I think I would settle for one of two kinds of tool:

  1. An IMAP/POP to XML email archiver. I’d be happy if all my email ended up in a mess of XML documents; those I could easily manipulate in a variety of ways (Scheme scripts, XSLT) to process and display in a number of ways.
  2. A Postgres or MySQL datastore. Perhaps an SQLite file would be better; in any case, if the tables are well documented, I can (again) process it any way I want.
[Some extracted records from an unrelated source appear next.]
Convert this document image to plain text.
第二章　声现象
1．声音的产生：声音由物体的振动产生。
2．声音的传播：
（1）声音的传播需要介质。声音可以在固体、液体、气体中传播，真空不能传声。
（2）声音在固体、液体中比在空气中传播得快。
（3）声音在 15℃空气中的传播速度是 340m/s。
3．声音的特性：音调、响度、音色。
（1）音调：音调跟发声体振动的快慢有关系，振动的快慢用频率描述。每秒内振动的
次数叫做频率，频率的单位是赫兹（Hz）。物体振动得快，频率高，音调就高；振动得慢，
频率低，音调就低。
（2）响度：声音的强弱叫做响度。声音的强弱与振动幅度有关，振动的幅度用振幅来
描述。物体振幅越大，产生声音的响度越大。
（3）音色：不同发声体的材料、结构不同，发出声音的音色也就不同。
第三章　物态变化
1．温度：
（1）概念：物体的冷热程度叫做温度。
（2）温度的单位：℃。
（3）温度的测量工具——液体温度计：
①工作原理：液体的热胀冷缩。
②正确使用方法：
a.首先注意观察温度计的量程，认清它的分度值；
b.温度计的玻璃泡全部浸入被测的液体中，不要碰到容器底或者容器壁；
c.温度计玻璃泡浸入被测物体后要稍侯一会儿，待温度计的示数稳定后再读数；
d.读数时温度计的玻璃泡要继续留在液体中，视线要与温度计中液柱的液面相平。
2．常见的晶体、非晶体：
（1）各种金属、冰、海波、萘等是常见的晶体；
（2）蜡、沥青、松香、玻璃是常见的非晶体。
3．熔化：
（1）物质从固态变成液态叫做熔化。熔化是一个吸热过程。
Surprisingly, there doesn’t seem to be a tool that does this. Nothing that is affordable ($20-75), cross-platform (Mac/Windows/Linux), capable of running on the local client or as a service, and most importantly, that leaves my data in an open, manipulable format. Zoe is interesting and all, but it is a nightmare to use; I never have any idea what it is doing, and that scares me.

Perhaps I’ll do a bit more research; it seems like a simple, fundamental service that would matter to a lot of people, but it simply doesn’t exist.

When developing a software product, do you want to hire someone with expertise designing, developing, and maintaining software? Or, do you want to hire someone with domain expertise?

Consider this advert from jobs.phds.org:

I’m looking for a C++ expert who has in their previous experience undergone a PhD or numerical/mathematical research and seeking to build their career into this space as a Jr Quant Developer. This role needs an individual who has spent the last 2-4 years of their experience applying advanced C++ ideally within a mathematical programming framework. You will go beyond pure development and be involved in enhanncing functionality, design and research of an option based pricing system. You will join a small team of individuals with the expectation of growing into the role and potentially creating your own pricing tool/library for the business in the long-run. PhD disciplines will include Physics, Applied Mathematics or related courses with a heavy C++ slant to your experience. Knowledge of derivatives pricing will assure an excellent stepping-stone into the field of financial mathematics. Sound like you? … This role can be based either in London or New york.

(emphasis mine)

The advert clearly states that they want a hard-core C++ developer to develop numerical software. However, it also implies that the developer will be responsible for larger pieces of the software development cycle: research, design, and product evolution, with an eye towards creating a library or application with a reasonably long shelf life. That, to me, sounds like something an experienced software engineer would be challenged by, and a C++ hack would do a really, really awful job at… simply because most physicists who are C/C++ hackers “on the side” write really foul, ugly, unmaintainable code. (No, RB, I’ve not yet read your code.)

But this is where the CS discipline is going: domain experts learning to hack, instead of expert designers and developers working with domain experts to capture their knowledge in code. A dangerous, error-prone future lies ahead of us. Remind me not to trust the quant software from that company.

Reduce the risk, hire from open source:

In the wake of open source, traditional hiring practices seem like an unnecessarily risky way to hire new employees. Especially for small teams where each hire can make it or break it. Why bet the composure of your collective on abstract indicators, hearsay, and a biased bio?

And the rest of the post. Interesting.